Lazer



E no entanto – disse eu, por força do destino – o mesmo que deseja todas as virtudes, de mesmo modo irá repugná-las, a menos que seja porque é inevitável. Acabei de proferir isto, como se conhecesse verdadeiramente o chão que calco e o caminho que percorro, e voltei costas a quem me ouvia atentamente. Eles não sabem, ainda, por que razão proferi tão convicto tais afirmações; nem sabem, tão pouco, o porquê de as ousar proferir ali, naquele instante. Nem eu. Disse-o como quem deita cartas. Disse-o como quem quer gostar de desejar. Disse-o assim…

Entretanto, voltei à minha realidade.
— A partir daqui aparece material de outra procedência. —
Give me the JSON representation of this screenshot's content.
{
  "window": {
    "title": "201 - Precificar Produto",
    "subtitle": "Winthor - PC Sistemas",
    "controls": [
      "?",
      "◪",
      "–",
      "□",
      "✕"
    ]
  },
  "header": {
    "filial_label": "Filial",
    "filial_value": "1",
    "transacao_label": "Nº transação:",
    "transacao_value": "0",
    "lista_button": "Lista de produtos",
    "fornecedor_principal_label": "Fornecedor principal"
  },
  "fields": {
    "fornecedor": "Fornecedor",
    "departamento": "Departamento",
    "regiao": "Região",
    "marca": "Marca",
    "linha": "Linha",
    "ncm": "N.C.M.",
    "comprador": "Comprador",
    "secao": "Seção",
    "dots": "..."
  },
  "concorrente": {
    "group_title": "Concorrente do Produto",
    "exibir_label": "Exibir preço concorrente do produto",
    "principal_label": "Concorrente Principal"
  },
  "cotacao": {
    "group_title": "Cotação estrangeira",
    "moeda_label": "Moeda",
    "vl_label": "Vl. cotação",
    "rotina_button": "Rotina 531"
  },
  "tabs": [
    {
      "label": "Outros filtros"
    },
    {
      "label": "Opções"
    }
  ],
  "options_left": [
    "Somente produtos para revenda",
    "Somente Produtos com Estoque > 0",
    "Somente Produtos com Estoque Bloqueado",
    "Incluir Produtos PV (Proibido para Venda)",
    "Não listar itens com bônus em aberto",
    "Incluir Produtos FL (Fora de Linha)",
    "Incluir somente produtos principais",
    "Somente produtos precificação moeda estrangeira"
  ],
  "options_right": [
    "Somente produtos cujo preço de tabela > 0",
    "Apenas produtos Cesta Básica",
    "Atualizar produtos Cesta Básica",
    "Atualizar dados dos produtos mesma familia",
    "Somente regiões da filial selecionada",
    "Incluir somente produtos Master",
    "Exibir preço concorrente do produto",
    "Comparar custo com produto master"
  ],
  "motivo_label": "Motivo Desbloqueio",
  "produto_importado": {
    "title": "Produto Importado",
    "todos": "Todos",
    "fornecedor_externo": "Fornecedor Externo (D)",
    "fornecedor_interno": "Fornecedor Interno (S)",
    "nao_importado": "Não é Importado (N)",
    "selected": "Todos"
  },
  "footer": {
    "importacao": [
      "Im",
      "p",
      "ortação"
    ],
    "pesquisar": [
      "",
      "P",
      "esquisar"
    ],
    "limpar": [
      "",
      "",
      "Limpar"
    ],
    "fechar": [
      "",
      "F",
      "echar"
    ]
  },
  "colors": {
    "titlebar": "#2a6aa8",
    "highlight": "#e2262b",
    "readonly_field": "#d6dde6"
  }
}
Por nós esperava um almoço fugido à regra, num lugar mais acolhedor e com gente, gente de bom trato, a fazer-nos companhia – o Dr.Américo, devidamente acompanhado por Nantina, sua filha primogénita. A conversa, sem mais demoras, fluiu por si só: sem abordar nada em específico, os nossos pensamentos sobrevoaram África (Que Orionte tanto gosta!) e chegaram à Ásia, até que acabaram por regressar Portugal. O doutor olhava-me e ria-se. Tinha, estou certo que tinha, uma educação conservadora, com toda a cortesia que faz dele hoje um verdadeiro cavalheiro. Não sei porquê, de repente insistiu em falar de factos históricos, manchados por tragédias e malfeitorias, precisamente falou-me do tempo da Inquisição, e falou com tal desagrado que soltou uma calúnia absolutamente sentida à Igreja:
- Como ousam insultar a minha inteligência ao dizer-me que é arquitectura dourada e não arquitectura dispendiosa feita em ouro? Como? Os tempos medievais em que a palavra deles era tida como justa e équa já estão ultrapassados! Padrecos megalómanos que justificam a cobiça desmedida com Deus!
Bem… - pensou devidamente antes de o dizer, e continuou – há que respeitar as religiões, cada qual com as suas crenças e convicções, mas entrar em missas só porque faz bom parecer é que não!

Orionte esteve sempre a par da conversa, umas vezes concordando, outras nem por isso. Rimo-nos bastante em todo o almoço e chegou a hora de cada um tomar o seu rumo. Adeus, Dr.Américo! Até sempre!